Mr Perry responded that he did indeed have the people skills for the job.
"Yes, of course I do and I would stress that I am very socially aware and mindful of the hardships that many people experience," he said.
He noted that he had worked closely with the poor in one of the more impoverished island nations in the Pacific so knew how, in spite of social deprivation, those who had the will could rise above it.
"My reference to the 'vagabonds' was directed at those who use their perceived hardship as a crutch and then spend their days abusing people who are trying to go about their normal daily lives.
"One only has to talk to the retailers and shoppers to get a very clear understanding of the issues the 'vagabonds' cause."

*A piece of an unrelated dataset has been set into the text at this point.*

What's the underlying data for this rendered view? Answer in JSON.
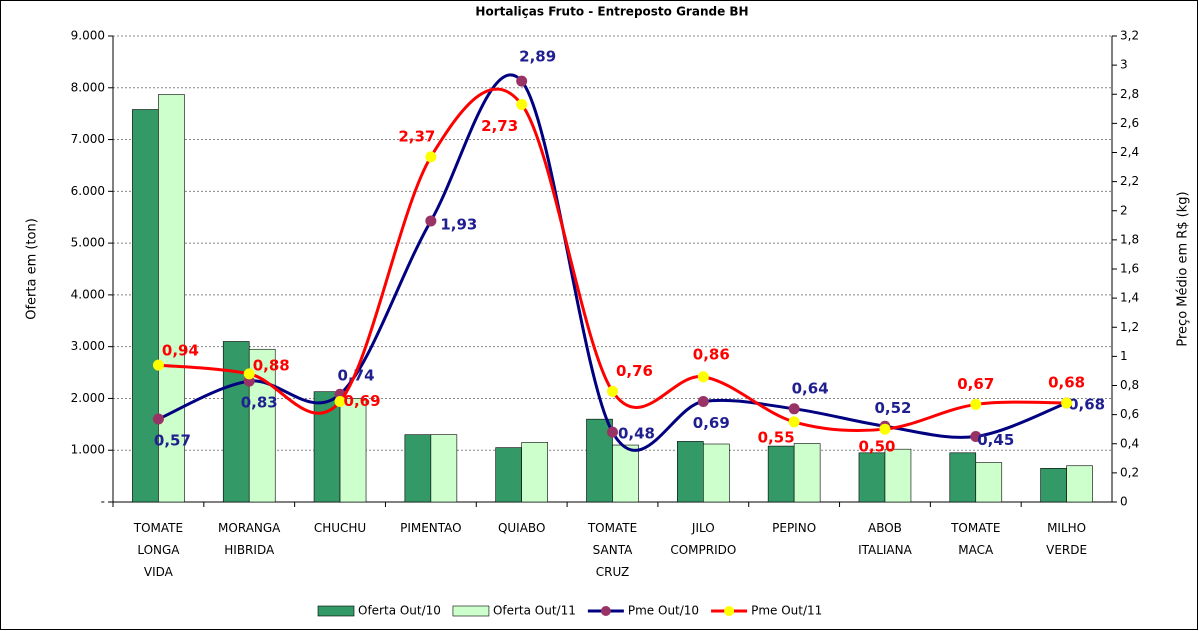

This didn't wash with fellow candidate Waitawhara Tupaea, however, who said he was appalled at such labelling by someone running for public office.
"I have had people in my family who have been treated horribly by people who believe in meritocracy and the idea you have to just get off your bum and go to work.
"That's not how the world works."
He said homelessness had an impact not only on the person who did not have a home, but also the wider community.
"No-one chooses to be homeless and on the streets - as I said at the debate love and kindness are essential for a coherent society built on all the different interests.
"We should not be talking about people as units who are a burden on society - they are just people in the community who need help and our unconditional love and support."
Ms McIntyer also queried Mr Perry about his enthusiasm for tourism as a money earner for the district, recalling one of former New Zealander of the Year and physicist Sir Paul Callaghan's past comments that the more tourism, the poorer you get in terms of income generated from mostly unskilled jobs.
Mr Perry countered that for every person who questioned the value of tourism, there were another 100 who would espouse the merits of the visitors to the economy.
"Last year, $14.5 billion was spent by international visitors to NZ and to get a bigger share of that will be great for the economy, it will create jobs and boost opportunities for all sectors of the community.
"As a physicist Sir Paul was a great scientist and had many interesting social observations, however I would suspect that he would also recognise the huge value in creating employment and raising the standard of living through such means.
"I would be delighted to see a mix of all industries help our economy grow - tourism is but one arm of the opportunities on offer."